Miracle Chips
John Baldessari
It began many years ago with an innocent interest in the way people like to anthropomorphize. Animals, objects, just about anything can be given human characteristics. Following his curiosity, John Baldessari soon began making his own pictures of objects with barely perceptible human features. Maybe they would be detected, maybe they wouldn’t. It was akin to seeing the Virgin Mary in a tortilla.
Next came a series of noses and ears gleefully placed on colorful, flat, somewhat lumpy and rounded shapes: faces. He recently looked again at these mustard- and cobalt-colored face shapes that populate his studio, and he came to a decisive conclusion about the next stage of this exploration:
Potato chips! Those faces could be potato chips! Look! He handed over a stack of prints of chips with just visible full faces peering out at us, only to issue a kind-hearted warning: These are really too perfect. Life isn’t perfect. Potato chips break, pieces crack off. Think of the Venus de Milo, and I think you’ll know where I’m going with this book. And look, I have a title too…
And in this way John Baldessari’s Miracle Chips began to make their way one by one into the world.
Miracle Chips
Artist book / original work for print
stitched book block with a reinforced spine; folded paper cover with broad flaps; printed board slipcase
20.3 x 24.8 cm (8 x 9.75 in.); 80 pages
36 color images
Book paper: Tauro Offset 1,2 120g, a wood-free, acid-free, uncoated paper
Printing: book and cover were printed on Steidl’s Roland 700 and Roland 200 offset-lithographic presses using a four-color process throughout; slipcase is silkscreened.
Concept and work: John Baldessari
Project development: Nina Holland and Jerry Sohn/Little Steidl
Book design: Nina Holland, John Baldessari, and Simon Johnston
Potato inspiration: Jerry Sohn
Production and printing: Steidl, Göttingen
ISBN 978-3-86521-677-9
A Little Steidl book published by Steidl in 2009
This title is sold out
About the Artist
John Baldessari was born in 1931 in National City, California, and today lives and works in Santa Monica, California.

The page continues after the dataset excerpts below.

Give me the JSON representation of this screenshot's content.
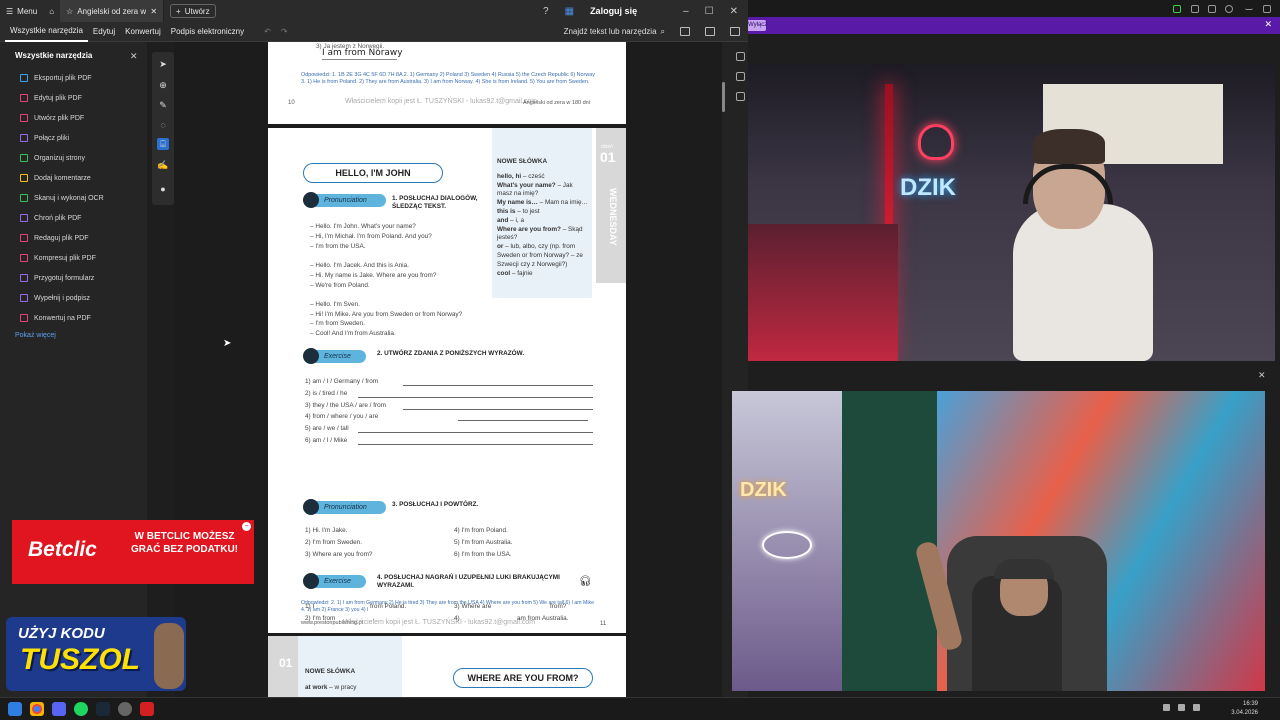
{
  "titlebar": {
    "menu_label": "Menu",
    "tab_title": "Angielski od zera w ...",
    "new_tab_label": "Utwórz",
    "login_label": "Zaloguj się"
  },
  "menubar": {
    "items": [
      "Wszystkie narzędzia",
      "Edytuj",
      "Konwertuj",
      "Podpis elektroniczny"
    ],
    "find_label": "Znajdź tekst lub narzędzia"
  },
  "left_panel": {
    "title": "Wszystkie narzędzia",
    "items": [
      {
        "label": "Eksportuj plik PDF",
        "color": "#3aa0e8"
      },
      {
        "label": "Edytuj plik PDF",
        "color": "#e8417a"
      },
      {
        "label": "Utwórz plik PDF",
        "color": "#e8417a"
      },
      {
        "label": "Połącz pliki",
        "color": "#9b6ae8"
      },
      {
        "label": "Organizuj strony",
        "color": "#3cc05a"
      },
      {
        "label": "Dodaj komentarze",
        "color": "#f0c020"
      },
      {
        "label": "Skanuj i wykonaj OCR",
        "color": "#3cc05a"
      },
      {
        "label": "Chroń plik PDF",
        "color": "#9b6ae8"
      },
      {
        "label": "Redaguj plik PDF",
        "color": "#e8417a"
      },
      {
        "label": "Kompresuj plik PDF",
        "color": "#e8417a"
      },
      {
        "label": "Przygotuj formularz",
        "color": "#9b6ae8"
      },
      {
        "label": "Wypełnij i podpisz",
        "color": "#9b6ae8"
      },
      {
        "label": "Konwertuj na PDF",
        "color": "#e8417a"
      }
    ],
    "show_more": "Pokaż więcej"
  },
  "page_top": {
    "item3": "3)  Ja jestem z Norwegii.",
    "handwritten": "I am from Norawy",
    "answers": "Odpowiedzi: 1. 1B 2E 3G 4C 5F 6D 7H 8A 2. 1) Germany 2) Poland 3) Sweden 4) Russia 5) the Czech Republic 6) Norway 3. 1) He is from Poland. 2) They are from Australia. 3) I am from Norway. 4) She is from Ireland. 5) You are from Sweden.",
    "page_num": "10",
    "footer": "Właścicielem kopii jest Ł. TUSZYŃSKI - lukas92.t@gmail.com",
    "footer_right": "Angielski od zera w 180 dni"
  },
  "page_main": {
    "hello_title": "HELLO, I'M JOHN",
    "day_num": "01",
    "day_label_small": "dzień",
    "day_name": "WEDNESDAY",
    "vocab_title": "NOWE SŁÓWKA",
    "vocab": [
      {
        "en": "hello, hi",
        "pl": " – cześć"
      },
      {
        "en": "What's your name?",
        "pl": " – Jak masz na imię?"
      },
      {
        "en": "My name is… ",
        "pl": "– Mam na imię…"
      },
      {
        "en": "this is",
        "pl": " – to jest"
      },
      {
        "en": "and",
        "pl": " – i, a"
      },
      {
        "en": "Where are you from?",
        "pl": " – Skąd jesteś?"
      },
      {
        "en": "or",
        "pl": " – lub, albo, czy (np. from Sweden or from Norway? – ze Szwecji czy z Norwegii?)"
      },
      {
        "en": "cool",
        "pl": " – fajnie"
      }
    ],
    "badge_pron": "Pronunciation",
    "badge_ex": "Exercise",
    "sec1": "1.  POSŁUCHAJ DIALOGÓW, ŚLEDZĄC TEKST.",
    "dialog1": [
      "–  Hello. I'm John. What's your name?",
      "–  Hi, I'm Michał. I'm from Poland. And you?",
      "–  I'm from the USA."
    ],
    "dialog2": [
      "–  Hello. I'm Jacek. And this is Ania.",
      "–  Hi. My name is Jake. Where are you from?",
      "–  We're from Poland."
    ],
    "dialog3": [
      "–  Hello. I'm Sven.",
      "–  Hi! I'm Mike. Are you from Sweden or from Norway?",
      "–  I'm from Sweden.",
      "–  Cool! And I'm from Australia."
    ],
    "sec2": "2.  UTWÓRZ ZDANIA Z PONIŻSZYCH WYRAZÓW.",
    "ex2": [
      "1)  am / I / Germany / from",
      "2)  is / tired / he",
      "3)  they / the USA / are / from",
      "4)  from / where / you / are",
      "5)  are / we / tall",
      "6)  am / I / Mike"
    ],
    "sec3": "3.  POSŁUCHAJ I POWTÓRZ.",
    "ex3_left": [
      "1)  Hi. I'm Jake.",
      "2)  I'm from Sweden.",
      "3)  Where are you from?"
    ],
    "ex3_right": [
      "4)  I'm from Poland.",
      "5)  I'm from Australia.",
      "6)  I'm from the USA."
    ],
    "sec4": "4.  POSŁUCHAJ NAGRAŃ I UZUPEŁNIJ LUKI BRAKUJĄCYMI WYRAZAMI.",
    "ex4_left": [
      "1)  I",
      "2)  I'm from"
    ],
    "ex4_left_end": [
      "from Poland.",
      "."
    ],
    "ex4_right": [
      "3)  Where are",
      "4)"
    ],
    "ex4_right_end": [
      "from?",
      "am from Australia."
    ],
    "answers": "Odpowiedzi: 2. 1) I am from Germany 2) He is tired 3) They are from the USA 4) Where are you from 5) We are tall 6) I am Mike 4. 1) am 2) France 3) you 4) I",
    "site": "www.prestonpublishing.pl",
    "footer": "Właścicielem kopii jest Ł. TUSZYŃSKI - lukas92.t@gmail.com",
    "page_num": "11"
  },
  "page_next": {
    "vocab_title": "NOWE SŁÓWKA",
    "vocab_first": "at work",
    "vocab_first_pl": " – w pracy",
    "title": "WHERE ARE YOU FROM?",
    "day_num": "01"
  },
  "stream": {
    "purple_btn": "Wyłącz",
    "neon_text": "DZIK",
    "neon_text2": "DZIK"
  },
  "ads": {
    "betclic_brand": "Betclic",
    "betclic_slogan": "W BETCLIC MOŻESZ GRAĆ BEZ PODATKU!",
    "code_line1": "UŻYJ KODU",
    "code_line2": "TUSZOL"
  },
  "taskbar": {
    "time": "16:39",
    "date": "3.04.2026"
  },
  "colors": {
    "accent_blue": "#2a7ab8",
    "badge_blue": "#5fb4de",
    "betclic_red": "#e0151f",
    "purple": "#5a1aa8"
  }
}
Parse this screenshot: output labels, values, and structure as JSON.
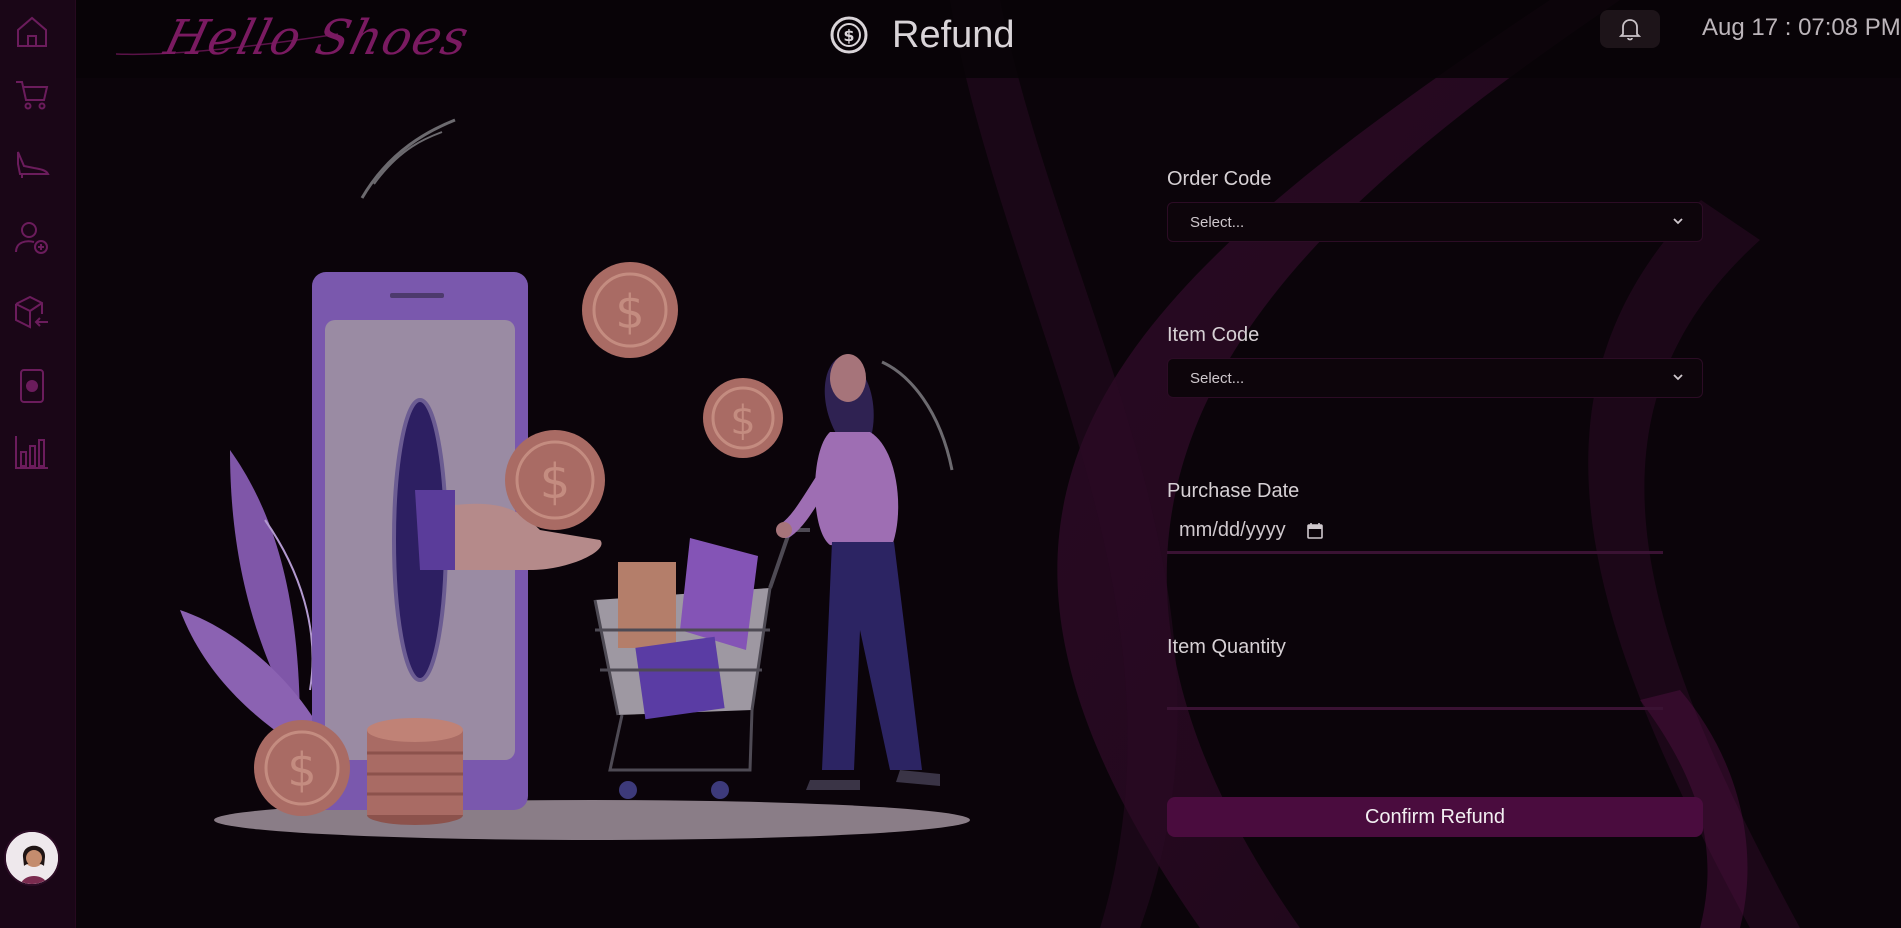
{
  "app": {
    "brand_name": "Hello Shoes"
  },
  "header": {
    "title": "Refund",
    "title_icon": "dollar-circle-icon",
    "notification_icon": "bell-icon",
    "datetime": "Aug 17 : 07:08 PM"
  },
  "sidebar": {
    "items": [
      {
        "icon": "home-icon"
      },
      {
        "icon": "cart-icon"
      },
      {
        "icon": "shoe-icon"
      },
      {
        "icon": "add-user-icon"
      },
      {
        "icon": "box-return-icon"
      },
      {
        "icon": "phone-icon"
      },
      {
        "icon": "bar-chart-icon"
      }
    ],
    "avatar": "user-avatar"
  },
  "form": {
    "order_code": {
      "label": "Order Code",
      "value": "Select..."
    },
    "item_code": {
      "label": "Item Code",
      "value": "Select..."
    },
    "purchase_date": {
      "label": "Purchase Date",
      "placeholder": "mm/dd/yyyy"
    },
    "item_quantity": {
      "label": "Item Quantity",
      "value": ""
    },
    "submit_label": "Confirm Refund"
  },
  "colors": {
    "background": "#0b040a",
    "sidebar": "#1a0617",
    "accent": "#4a0c3e",
    "icon": "#6b1c5c"
  }
}
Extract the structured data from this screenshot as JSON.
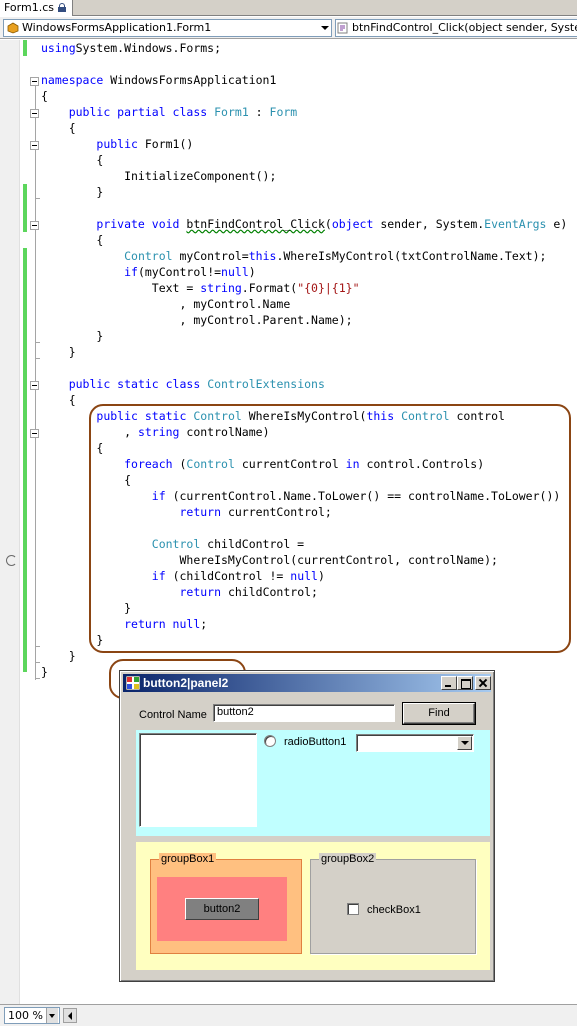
{
  "editor": {
    "tab_label": "Form1.cs",
    "class_dropdown": "WindowsFormsApplication1.Form1",
    "member_dropdown": "btnFindControl_Click(object sender, System.EventArgs e)",
    "zoom": "100 %",
    "lines": [
      {
        "tokens": [
          [
            "kw",
            "using"
          ],
          [
            "",
            "System.Windows.Forms;"
          ]
        ]
      },
      {
        "tokens": []
      },
      {
        "tokens": [
          [
            "kw",
            "namespace"
          ],
          [
            "",
            " WindowsFormsApplication1"
          ]
        ]
      },
      {
        "tokens": [
          [
            "",
            "{"
          ]
        ]
      },
      {
        "tokens": [
          [
            "",
            "    "
          ],
          [
            "kw",
            "public partial class"
          ],
          [
            "",
            " "
          ],
          [
            "ty",
            "Form1"
          ],
          [
            "",
            " : "
          ],
          [
            "ty",
            "Form"
          ]
        ]
      },
      {
        "tokens": [
          [
            "",
            "    {"
          ]
        ]
      },
      {
        "tokens": [
          [
            "",
            "        "
          ],
          [
            "kw",
            "public"
          ],
          [
            "",
            " Form1()"
          ]
        ]
      },
      {
        "tokens": [
          [
            "",
            "        {"
          ]
        ]
      },
      {
        "tokens": [
          [
            "",
            "            InitializeComponent();"
          ]
        ]
      },
      {
        "tokens": [
          [
            "",
            "        }"
          ]
        ]
      },
      {
        "tokens": []
      },
      {
        "tokens": [
          [
            "",
            "        "
          ],
          [
            "kw",
            "private void"
          ],
          [
            "",
            " "
          ],
          [
            "sq",
            "btnFindControl_Click"
          ],
          [
            "",
            "("
          ],
          [
            "kw",
            "object"
          ],
          [
            "",
            " sender, System."
          ],
          [
            "ty",
            "EventArgs"
          ],
          [
            "",
            " e)"
          ]
        ]
      },
      {
        "tokens": [
          [
            "",
            "        {"
          ]
        ]
      },
      {
        "tokens": [
          [
            "",
            "            "
          ],
          [
            "ty",
            "Control"
          ],
          [
            "",
            " myControl="
          ],
          [
            "kw",
            "this"
          ],
          [
            "",
            ".WhereIsMyControl(txtControlName.Text);"
          ]
        ]
      },
      {
        "tokens": [
          [
            "",
            "            "
          ],
          [
            "kw",
            "if"
          ],
          [
            "",
            "(myControl!="
          ],
          [
            "kw",
            "null"
          ],
          [
            "",
            ")"
          ]
        ]
      },
      {
        "tokens": [
          [
            "",
            "                Text = "
          ],
          [
            "kw",
            "string"
          ],
          [
            "",
            ".Format("
          ],
          [
            "st",
            "\"{0}|{1}\""
          ]
        ]
      },
      {
        "tokens": [
          [
            "",
            "                    , myControl.Name"
          ]
        ]
      },
      {
        "tokens": [
          [
            "",
            "                    , myControl.Parent.Name);"
          ]
        ]
      },
      {
        "tokens": [
          [
            "",
            "        }"
          ]
        ]
      },
      {
        "tokens": [
          [
            "",
            "    }"
          ]
        ]
      },
      {
        "tokens": []
      },
      {
        "tokens": [
          [
            "",
            "    "
          ],
          [
            "kw",
            "public static class"
          ],
          [
            "",
            " "
          ],
          [
            "ty",
            "ControlExtensions"
          ]
        ]
      },
      {
        "tokens": [
          [
            "",
            "    {"
          ]
        ]
      },
      {
        "tokens": [
          [
            "",
            "        "
          ],
          [
            "kw",
            "public static"
          ],
          [
            "",
            " "
          ],
          [
            "ty",
            "Control"
          ],
          [
            "",
            " WhereIsMyControl("
          ],
          [
            "kw",
            "this"
          ],
          [
            "",
            " "
          ],
          [
            "ty",
            "Control"
          ],
          [
            "",
            " control"
          ]
        ]
      },
      {
        "tokens": [
          [
            "",
            "            , "
          ],
          [
            "kw",
            "string"
          ],
          [
            "",
            " controlName)"
          ]
        ]
      },
      {
        "tokens": [
          [
            "",
            "        {"
          ]
        ]
      },
      {
        "tokens": [
          [
            "",
            "            "
          ],
          [
            "kw",
            "foreach"
          ],
          [
            "",
            " ("
          ],
          [
            "ty",
            "Control"
          ],
          [
            "",
            " currentControl "
          ],
          [
            "kw",
            "in"
          ],
          [
            "",
            " control.Controls)"
          ]
        ]
      },
      {
        "tokens": [
          [
            "",
            "            {"
          ]
        ]
      },
      {
        "tokens": [
          [
            "",
            "                "
          ],
          [
            "kw",
            "if"
          ],
          [
            "",
            " (currentControl.Name.ToLower() == controlName.ToLower())"
          ]
        ]
      },
      {
        "tokens": [
          [
            "",
            "                    "
          ],
          [
            "kw",
            "return"
          ],
          [
            "",
            " currentControl;"
          ]
        ]
      },
      {
        "tokens": []
      },
      {
        "tokens": [
          [
            "",
            "                "
          ],
          [
            "ty",
            "Control"
          ],
          [
            "",
            " childControl ="
          ]
        ]
      },
      {
        "tokens": [
          [
            "",
            "                    WhereIsMyControl(currentControl, controlName);"
          ]
        ]
      },
      {
        "tokens": [
          [
            "",
            "                "
          ],
          [
            "kw",
            "if"
          ],
          [
            "",
            " (childControl != "
          ],
          [
            "kw",
            "null"
          ],
          [
            "",
            ")"
          ]
        ]
      },
      {
        "tokens": [
          [
            "",
            "                    "
          ],
          [
            "kw",
            "return"
          ],
          [
            "",
            " childControl;"
          ]
        ]
      },
      {
        "tokens": [
          [
            "",
            "            }"
          ]
        ]
      },
      {
        "tokens": [
          [
            "",
            "            "
          ],
          [
            "kw",
            "return null"
          ],
          [
            "",
            ";"
          ]
        ]
      },
      {
        "tokens": [
          [
            "",
            "        }"
          ]
        ]
      },
      {
        "tokens": [
          [
            "",
            "    }"
          ]
        ]
      },
      {
        "tokens": [
          [
            "",
            "}"
          ]
        ]
      }
    ]
  },
  "form": {
    "title": "button2|panel2",
    "control_name_label": "Control Name",
    "control_name_value": "button2",
    "find_button": "Find",
    "radio_label": "radioButton1",
    "combo_value": "",
    "groupbox1_title": "groupBox1",
    "groupbox2_title": "groupBox2",
    "inner_button": "button2",
    "checkbox_label": "checkBox1",
    "colors": {
      "panel1": "#c0ffff",
      "panel2": "#ffffc0",
      "groupbox1": "#ffc080",
      "inner_panel": "#ff8080",
      "annotation": "#8b4513"
    }
  }
}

His art has been featured in more than 200 solo exhibitions in the U.S. and Europe and in over 750 group exhibitions. His projects include artist books, videos, films, billboards and public works. His awards include the Americans for the Arts lifetime achievement award, the Rolex Mentor and Protégé Arts Initiative, the Governor’s Award for Lifetime Achievement in the Visual Arts in California, the Oscar Kokoschka Prize from Austria and the Spectrum-International Award for Photography of the Foundation of Lower Saxony, Germany. A retrospective of his work opened at the Tate Modern, London in 2009 and traveled to the Los Angeles County Museum of Art, Los Angeles, and the Metropolitan Museum of Art, New York.